На пирах Игната превозносили до небес, а за спиной ему мылили верёвку. Он принимал это как должное. В своих ночных мыслях он доказывал, что прощать врагов – значит вовремя их предавать, и не опускал глаз, когда угодники на иконах заливались краской. «Памятники рукотворны, – приговаривал Игнат, отправляя в Сибирь завистников, – к славе каждый сам себя за уши тянет».
Раз в келью явился татарский мирза Ага-Кара-Чун. На нём было столько крови, что пока он говорил, она стекала ручьями с рукавов.
– Тебя же четвертовали… – удивился Игнат, вспомнив, как гудело лобное место: «Ну что, секир-башка, добунтовался!»
А теперь татарин стоял цел и невредим.
– И что? – в свою очередь удивился гость. – Разве можно, расчленив тело, разъять душу?
Взяв правую руку в левую, он почесал её об угол стола. Игнат покосился на дверь: соглядатаев при дворе, как грязи.
– А вот скажи, Игнат, – отрубленная голова закачалась параллельно полу, – что ты ответишь не мне и не государю, а там, – мирза вздёрнул палец, – когда тебя спросят, зачем ты из слова извлекал корысть?
– Я служил царю твёрдой рукой, – начал писарь, возвышая голос, – и всякий, кто оскорбит святейшую особу…
– Эх, Игнат, Игнат… – усмехаясь, перебил татарин. – Гордыня говорит твоими устами! Я видел царства, в сравнении с которыми твоё – клочок земли. Я видел Чингисхана и Кира Великого, когда Железный Хромец сыпал груды черепов, я стоял рядом, я шёл за ордами Атиллы и полчищами Махмуда Завоевателя. Поверь, любой поступок – только грех другого поступка, их лестница не приводит ни в ад, ни в рай, она упирается в бесконечный тупик… – Татарин сложил конечности, как в коробку. – А ещё раньше я услышал голос: «Где брат твой?» – и ответил, что не сторож я брату своему. С тех пор меня обрекли бродить по свету и кричать человеку: «Проснись!..»

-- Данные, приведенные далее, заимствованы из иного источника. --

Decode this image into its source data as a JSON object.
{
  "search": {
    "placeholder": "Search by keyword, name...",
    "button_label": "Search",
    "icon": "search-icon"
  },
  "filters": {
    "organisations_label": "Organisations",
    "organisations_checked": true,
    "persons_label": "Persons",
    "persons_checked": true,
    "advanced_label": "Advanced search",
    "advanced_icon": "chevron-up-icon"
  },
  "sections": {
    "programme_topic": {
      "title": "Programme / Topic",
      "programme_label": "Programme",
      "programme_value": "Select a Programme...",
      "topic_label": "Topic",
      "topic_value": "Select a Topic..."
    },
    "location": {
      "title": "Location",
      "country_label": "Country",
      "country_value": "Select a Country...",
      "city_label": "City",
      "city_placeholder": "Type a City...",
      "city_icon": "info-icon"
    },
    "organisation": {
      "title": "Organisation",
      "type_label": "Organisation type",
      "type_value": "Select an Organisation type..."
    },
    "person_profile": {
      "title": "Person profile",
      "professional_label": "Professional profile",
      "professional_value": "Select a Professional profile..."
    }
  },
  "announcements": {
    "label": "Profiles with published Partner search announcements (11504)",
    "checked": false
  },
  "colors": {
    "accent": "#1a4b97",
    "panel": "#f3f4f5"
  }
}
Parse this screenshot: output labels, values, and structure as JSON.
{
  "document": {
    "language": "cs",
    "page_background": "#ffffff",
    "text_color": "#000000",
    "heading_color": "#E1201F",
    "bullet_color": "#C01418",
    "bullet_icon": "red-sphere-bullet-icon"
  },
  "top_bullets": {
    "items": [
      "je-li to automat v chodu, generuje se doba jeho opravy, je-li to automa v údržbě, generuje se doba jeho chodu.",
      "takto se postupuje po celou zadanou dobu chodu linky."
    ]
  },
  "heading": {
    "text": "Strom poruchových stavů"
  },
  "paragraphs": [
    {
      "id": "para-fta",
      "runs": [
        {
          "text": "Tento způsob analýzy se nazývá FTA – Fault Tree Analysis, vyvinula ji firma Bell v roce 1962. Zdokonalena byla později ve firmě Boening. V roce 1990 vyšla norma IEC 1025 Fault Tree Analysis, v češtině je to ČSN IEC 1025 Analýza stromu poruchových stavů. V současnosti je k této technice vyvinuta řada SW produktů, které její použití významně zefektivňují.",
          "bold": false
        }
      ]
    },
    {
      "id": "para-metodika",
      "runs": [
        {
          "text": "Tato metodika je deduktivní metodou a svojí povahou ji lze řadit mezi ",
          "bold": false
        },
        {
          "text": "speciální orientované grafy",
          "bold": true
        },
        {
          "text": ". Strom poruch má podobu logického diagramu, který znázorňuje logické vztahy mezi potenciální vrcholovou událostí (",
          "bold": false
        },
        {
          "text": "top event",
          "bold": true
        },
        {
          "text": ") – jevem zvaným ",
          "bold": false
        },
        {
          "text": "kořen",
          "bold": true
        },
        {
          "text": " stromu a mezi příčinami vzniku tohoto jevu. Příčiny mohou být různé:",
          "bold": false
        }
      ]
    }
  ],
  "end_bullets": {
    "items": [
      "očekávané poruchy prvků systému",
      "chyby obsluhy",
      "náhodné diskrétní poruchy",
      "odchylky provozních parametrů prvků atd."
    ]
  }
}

– Проснись! – тряс за плечо Игната думный дьяк. – Надо писать благодарственную – Ага-Кара-Чуна казнили…
В польском лесу Кондрат слыл книгочеем. «Очень важно не прочитать лишнего, – предостерегал он щебетавших по кустам соек. – Никакая книга не может стать Евангелием. Даже Евангелие». Он всё больше сгибался, уже касаясь мизинцами икр, так что издалека казалось, будто катится колесо. «Раньше мои пятки сверкали, как грудь молодицы, – разгоняя кровь, упирался он босыми ступнями в ежа, – а теперь они, как глаза вдовы…»
А Игнат продолжал бегать за собственным носом, наступая себе на пятки. «На родине и сухарь сладок, – соблазнял он, – на чужбине и мёд в рот не лезет». Его прилагательные виляли хвостом, а от глаголов пахло кандалами. «Бескрылая муха не жужжит», – цедил он, когда вернувшиеся корчились на дыбе и глохли от собственного крика.
У слов двойное дно, они кричат, чтобы заглушить тишину.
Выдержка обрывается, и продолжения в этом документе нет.